Fiesta: a Gaussian-basis GW and Bethe-Salpeter code

This is a very minimal Fiesta website. Namely, we are in construction ... Detailed features, benchmark calculations, examples, are "soon" to come, even though all this can be found in the related papers (see Publications list).

Fiesta ad minima. The Fiesta code implements the GW and Bethe-Salpeter formalisms using Gaussian bases and resolution-of-the-identity techniques (RI-SVS density and RI-V Coulomb metric). Dynamical screening contribution to the self-energy is explicitely accounted for through a contour deformation approach. Self-consistency on the wavefunctions is implemented at the static COHSEX level. Tamm-Dancoff approximation (TDA) or full Bethe-Salpeter calculations can be performed. The code presently reads input Kohn-Sham eigenstates from the open-source Siesta and NWChem packages so that all-electron or pseudopotential calculations can be performed with standard quantum chemistry bases or with the numerical orbitals generated by the Siesta package (requesting then a Gaussian fit of the radial part of the basis). Any DFT code dumping all Kohn-Sham eigenstates (occupied/unoccupied) expressed on a Gaussian basis, plus the exchange-correlation contribution to the Kohn-Sham eigenvalues, can be branched very straighforwardly onto the Fiesta code.

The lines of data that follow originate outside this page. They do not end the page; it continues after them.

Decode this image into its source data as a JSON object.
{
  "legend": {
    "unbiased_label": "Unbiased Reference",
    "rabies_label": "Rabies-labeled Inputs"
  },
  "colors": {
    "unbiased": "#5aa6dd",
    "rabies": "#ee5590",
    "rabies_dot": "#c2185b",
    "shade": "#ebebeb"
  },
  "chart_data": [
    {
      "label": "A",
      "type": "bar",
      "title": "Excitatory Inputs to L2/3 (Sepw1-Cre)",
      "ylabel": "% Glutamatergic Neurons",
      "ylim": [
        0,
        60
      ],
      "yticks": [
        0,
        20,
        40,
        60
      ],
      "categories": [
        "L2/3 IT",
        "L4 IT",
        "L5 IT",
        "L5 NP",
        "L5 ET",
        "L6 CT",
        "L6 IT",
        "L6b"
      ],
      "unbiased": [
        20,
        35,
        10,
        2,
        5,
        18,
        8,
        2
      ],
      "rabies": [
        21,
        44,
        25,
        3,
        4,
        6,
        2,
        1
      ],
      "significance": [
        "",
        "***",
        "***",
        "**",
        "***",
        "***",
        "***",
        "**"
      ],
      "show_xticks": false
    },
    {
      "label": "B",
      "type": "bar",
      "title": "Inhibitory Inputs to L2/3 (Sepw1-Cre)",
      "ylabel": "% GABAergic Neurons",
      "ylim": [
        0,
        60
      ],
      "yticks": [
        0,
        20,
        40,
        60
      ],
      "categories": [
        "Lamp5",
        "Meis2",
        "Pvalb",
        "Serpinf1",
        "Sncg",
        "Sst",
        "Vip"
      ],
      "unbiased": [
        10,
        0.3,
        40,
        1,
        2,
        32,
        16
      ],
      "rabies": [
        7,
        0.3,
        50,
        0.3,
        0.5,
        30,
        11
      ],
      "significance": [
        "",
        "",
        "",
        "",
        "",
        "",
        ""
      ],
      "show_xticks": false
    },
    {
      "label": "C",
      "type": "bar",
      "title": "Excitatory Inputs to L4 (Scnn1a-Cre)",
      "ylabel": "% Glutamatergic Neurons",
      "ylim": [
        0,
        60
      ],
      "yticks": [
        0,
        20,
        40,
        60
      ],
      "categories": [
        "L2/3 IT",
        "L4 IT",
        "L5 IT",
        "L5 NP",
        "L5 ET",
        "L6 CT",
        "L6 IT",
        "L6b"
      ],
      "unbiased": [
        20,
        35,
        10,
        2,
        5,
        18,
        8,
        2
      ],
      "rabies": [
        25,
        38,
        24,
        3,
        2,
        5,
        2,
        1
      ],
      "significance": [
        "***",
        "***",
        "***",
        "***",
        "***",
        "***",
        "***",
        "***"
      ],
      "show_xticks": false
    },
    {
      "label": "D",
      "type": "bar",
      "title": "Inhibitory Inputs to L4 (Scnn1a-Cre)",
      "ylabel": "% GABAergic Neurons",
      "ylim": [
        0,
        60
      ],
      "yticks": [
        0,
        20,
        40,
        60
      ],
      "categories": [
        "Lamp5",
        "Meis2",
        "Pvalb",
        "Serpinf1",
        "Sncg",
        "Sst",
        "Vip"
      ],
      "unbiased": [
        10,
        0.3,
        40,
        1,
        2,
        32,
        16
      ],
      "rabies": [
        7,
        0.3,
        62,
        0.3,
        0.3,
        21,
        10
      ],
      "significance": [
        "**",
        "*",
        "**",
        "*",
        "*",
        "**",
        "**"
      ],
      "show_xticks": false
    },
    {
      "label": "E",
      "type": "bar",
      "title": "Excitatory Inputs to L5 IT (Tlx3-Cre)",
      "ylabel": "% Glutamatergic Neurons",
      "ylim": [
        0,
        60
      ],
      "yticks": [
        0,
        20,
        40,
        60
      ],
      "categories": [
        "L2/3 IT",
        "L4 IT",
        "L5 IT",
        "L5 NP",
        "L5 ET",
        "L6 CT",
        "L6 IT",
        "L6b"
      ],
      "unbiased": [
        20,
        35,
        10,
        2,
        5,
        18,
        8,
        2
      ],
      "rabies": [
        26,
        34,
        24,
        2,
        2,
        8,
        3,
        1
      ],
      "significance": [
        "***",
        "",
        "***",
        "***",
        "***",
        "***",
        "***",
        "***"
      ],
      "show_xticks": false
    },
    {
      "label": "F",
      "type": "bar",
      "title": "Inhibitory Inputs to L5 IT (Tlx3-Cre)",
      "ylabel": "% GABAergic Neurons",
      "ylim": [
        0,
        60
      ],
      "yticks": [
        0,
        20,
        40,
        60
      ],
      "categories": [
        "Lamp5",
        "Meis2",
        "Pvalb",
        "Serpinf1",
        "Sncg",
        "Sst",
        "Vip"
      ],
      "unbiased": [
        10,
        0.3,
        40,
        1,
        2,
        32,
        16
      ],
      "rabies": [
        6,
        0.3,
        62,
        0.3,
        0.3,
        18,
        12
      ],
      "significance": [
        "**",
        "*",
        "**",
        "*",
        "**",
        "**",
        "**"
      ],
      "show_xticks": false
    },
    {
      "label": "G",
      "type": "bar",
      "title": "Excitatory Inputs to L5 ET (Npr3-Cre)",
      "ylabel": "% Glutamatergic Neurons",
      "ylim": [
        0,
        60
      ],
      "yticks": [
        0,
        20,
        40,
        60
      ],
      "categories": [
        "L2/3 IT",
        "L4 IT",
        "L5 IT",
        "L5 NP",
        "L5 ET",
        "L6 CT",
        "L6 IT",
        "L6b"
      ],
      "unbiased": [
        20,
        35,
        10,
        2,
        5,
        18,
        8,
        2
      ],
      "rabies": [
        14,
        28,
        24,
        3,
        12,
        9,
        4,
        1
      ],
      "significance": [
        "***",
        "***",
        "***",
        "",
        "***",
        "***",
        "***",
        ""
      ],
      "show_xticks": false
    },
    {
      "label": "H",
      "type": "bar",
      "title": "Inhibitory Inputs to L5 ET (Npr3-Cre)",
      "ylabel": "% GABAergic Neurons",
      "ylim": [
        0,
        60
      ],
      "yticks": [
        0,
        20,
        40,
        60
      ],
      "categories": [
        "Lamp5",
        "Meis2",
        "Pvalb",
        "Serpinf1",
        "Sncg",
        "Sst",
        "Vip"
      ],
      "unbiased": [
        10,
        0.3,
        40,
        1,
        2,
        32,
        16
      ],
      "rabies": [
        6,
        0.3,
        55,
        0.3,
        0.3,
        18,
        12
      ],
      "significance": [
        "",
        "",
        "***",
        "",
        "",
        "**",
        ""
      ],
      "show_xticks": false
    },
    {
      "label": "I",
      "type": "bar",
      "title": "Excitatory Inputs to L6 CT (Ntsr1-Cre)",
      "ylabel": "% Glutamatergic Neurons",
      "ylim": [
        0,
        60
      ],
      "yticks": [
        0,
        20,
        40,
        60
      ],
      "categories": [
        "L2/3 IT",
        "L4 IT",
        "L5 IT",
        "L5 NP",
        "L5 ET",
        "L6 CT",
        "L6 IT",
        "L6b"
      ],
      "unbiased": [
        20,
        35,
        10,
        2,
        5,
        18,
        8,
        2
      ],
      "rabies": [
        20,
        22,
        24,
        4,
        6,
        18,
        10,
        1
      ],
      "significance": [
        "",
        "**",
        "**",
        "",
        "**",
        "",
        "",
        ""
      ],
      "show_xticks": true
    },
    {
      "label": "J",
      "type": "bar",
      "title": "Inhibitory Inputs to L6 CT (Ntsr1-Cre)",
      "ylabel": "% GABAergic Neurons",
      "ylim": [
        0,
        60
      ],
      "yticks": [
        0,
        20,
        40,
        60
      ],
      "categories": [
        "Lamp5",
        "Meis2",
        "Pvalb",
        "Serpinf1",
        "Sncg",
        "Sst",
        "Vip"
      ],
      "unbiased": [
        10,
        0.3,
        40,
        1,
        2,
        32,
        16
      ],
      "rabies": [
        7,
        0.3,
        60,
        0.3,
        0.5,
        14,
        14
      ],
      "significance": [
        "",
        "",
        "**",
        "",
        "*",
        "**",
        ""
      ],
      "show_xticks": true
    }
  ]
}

The Fiesta code now implements continuous polarizable models (PCM) and is merged with the Mescal Discrete Polarizable Model (DPM) [see: D'Avino et al., JCTC 2014] so as to provide embedded GW and Bethe-Salpeter QM/MM formalisms.

Not started yet: periodic boundary conditions. As it stands, Fiesta allows only finite size systems (clusters, molecules) calculations.

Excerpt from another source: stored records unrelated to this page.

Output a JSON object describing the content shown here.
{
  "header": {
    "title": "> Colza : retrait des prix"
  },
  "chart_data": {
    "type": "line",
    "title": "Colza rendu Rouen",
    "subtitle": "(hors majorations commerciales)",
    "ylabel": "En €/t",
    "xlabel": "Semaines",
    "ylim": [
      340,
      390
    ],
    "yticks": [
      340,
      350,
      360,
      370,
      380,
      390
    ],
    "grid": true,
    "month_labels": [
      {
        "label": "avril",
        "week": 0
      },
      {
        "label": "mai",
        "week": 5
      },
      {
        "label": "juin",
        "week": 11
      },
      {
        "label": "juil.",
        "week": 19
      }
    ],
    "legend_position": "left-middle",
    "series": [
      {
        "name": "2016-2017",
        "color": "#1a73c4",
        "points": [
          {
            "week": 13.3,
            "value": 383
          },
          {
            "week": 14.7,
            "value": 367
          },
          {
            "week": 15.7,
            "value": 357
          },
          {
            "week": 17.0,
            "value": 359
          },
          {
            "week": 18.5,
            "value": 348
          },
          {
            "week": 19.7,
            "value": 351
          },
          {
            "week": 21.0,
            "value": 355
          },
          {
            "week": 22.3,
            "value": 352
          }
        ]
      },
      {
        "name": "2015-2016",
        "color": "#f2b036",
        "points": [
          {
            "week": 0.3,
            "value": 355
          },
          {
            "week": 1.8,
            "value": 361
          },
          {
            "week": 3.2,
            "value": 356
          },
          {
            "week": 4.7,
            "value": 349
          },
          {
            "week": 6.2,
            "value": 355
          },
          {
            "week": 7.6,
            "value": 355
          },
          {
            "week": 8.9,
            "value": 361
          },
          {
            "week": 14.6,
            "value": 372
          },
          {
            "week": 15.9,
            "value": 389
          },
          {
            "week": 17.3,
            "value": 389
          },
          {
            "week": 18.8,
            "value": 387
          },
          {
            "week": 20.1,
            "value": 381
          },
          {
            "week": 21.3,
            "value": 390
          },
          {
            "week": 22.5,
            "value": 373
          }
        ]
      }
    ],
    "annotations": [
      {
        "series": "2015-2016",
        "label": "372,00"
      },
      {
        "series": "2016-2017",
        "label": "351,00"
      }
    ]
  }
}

Fiesta is not yet an open-source package freely distributed, even though it is shared by a few academic friendly partners.

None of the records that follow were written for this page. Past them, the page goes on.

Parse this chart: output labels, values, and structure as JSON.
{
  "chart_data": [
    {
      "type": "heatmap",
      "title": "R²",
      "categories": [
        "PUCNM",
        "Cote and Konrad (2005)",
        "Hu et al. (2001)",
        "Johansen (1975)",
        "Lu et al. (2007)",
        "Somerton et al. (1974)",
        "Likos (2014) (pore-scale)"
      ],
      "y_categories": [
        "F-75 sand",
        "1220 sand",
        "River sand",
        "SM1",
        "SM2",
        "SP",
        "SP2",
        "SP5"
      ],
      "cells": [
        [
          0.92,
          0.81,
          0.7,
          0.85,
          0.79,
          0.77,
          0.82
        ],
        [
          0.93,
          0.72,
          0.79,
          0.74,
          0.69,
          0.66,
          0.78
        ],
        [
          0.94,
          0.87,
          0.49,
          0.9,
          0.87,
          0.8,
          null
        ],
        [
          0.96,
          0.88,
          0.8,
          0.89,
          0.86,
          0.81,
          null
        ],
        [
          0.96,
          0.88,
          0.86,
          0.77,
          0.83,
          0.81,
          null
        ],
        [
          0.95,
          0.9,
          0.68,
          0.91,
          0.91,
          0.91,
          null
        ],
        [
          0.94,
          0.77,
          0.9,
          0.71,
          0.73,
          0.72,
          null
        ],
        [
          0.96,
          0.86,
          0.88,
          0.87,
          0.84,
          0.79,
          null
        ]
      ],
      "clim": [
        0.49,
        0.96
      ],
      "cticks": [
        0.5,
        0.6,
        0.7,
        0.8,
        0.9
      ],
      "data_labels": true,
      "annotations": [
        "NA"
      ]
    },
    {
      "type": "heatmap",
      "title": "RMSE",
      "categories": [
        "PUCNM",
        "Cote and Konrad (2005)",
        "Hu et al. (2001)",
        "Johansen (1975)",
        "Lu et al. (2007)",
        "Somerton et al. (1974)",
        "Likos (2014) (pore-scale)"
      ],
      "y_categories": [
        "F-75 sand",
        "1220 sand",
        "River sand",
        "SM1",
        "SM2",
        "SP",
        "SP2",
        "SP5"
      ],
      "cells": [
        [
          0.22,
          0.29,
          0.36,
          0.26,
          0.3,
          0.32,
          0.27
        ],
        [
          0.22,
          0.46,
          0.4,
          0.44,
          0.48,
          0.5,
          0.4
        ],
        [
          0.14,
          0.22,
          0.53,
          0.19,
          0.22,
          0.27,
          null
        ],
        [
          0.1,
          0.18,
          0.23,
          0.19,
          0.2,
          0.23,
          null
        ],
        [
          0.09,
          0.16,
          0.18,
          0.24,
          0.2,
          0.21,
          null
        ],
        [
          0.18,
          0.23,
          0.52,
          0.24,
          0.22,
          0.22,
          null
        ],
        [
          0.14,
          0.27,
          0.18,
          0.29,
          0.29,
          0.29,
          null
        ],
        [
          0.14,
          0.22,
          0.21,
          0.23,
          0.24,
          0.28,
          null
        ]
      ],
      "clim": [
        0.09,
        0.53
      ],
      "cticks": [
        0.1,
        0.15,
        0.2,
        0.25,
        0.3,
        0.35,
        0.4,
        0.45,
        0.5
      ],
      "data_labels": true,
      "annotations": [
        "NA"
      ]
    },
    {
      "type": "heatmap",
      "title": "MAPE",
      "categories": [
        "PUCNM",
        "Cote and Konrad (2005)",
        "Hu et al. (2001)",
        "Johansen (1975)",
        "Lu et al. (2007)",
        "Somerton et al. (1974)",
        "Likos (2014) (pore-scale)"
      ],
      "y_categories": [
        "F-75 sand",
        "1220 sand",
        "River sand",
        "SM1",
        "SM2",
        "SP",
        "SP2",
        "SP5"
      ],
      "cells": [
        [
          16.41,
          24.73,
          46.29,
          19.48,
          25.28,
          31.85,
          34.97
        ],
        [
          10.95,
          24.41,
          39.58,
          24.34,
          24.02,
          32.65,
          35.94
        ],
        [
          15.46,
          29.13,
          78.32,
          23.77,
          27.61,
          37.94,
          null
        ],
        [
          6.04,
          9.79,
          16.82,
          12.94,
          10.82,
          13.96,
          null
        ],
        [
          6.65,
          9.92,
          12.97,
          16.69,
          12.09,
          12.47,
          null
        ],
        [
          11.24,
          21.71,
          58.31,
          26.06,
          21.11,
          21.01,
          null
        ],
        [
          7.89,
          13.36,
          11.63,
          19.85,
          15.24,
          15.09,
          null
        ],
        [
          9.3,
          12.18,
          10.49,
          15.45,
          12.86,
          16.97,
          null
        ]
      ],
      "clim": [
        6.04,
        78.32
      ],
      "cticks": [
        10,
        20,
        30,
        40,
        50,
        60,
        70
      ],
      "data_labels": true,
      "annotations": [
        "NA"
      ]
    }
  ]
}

The Fiesta code is written in F90/MPI. It was initially developed having in mind to run GW/BSE calculations for moderate size systems (~100 atoms) on a standard desk PC (e.g. 8 cores/32 Go) with a reasonable basis (e.g. 6-311G**). If you happen to have access to larger computers, the code has been shown to sustain excellent scaling up to several thousand cores, allowing GW/BSE calculations on several hundred atoms with e.g. aug-cc-pvtz quality basis.       Left image: Performance of one GW iteration for one or two fullerenes (RI-SVS metric, DZP basis). The processor grid size varies from 16 to 61440 cores. 138 TeraFlops were reached for the largest grid (European PRACE project, Ivan Duchemin, L_sim/INAC/CEA/Grenoble).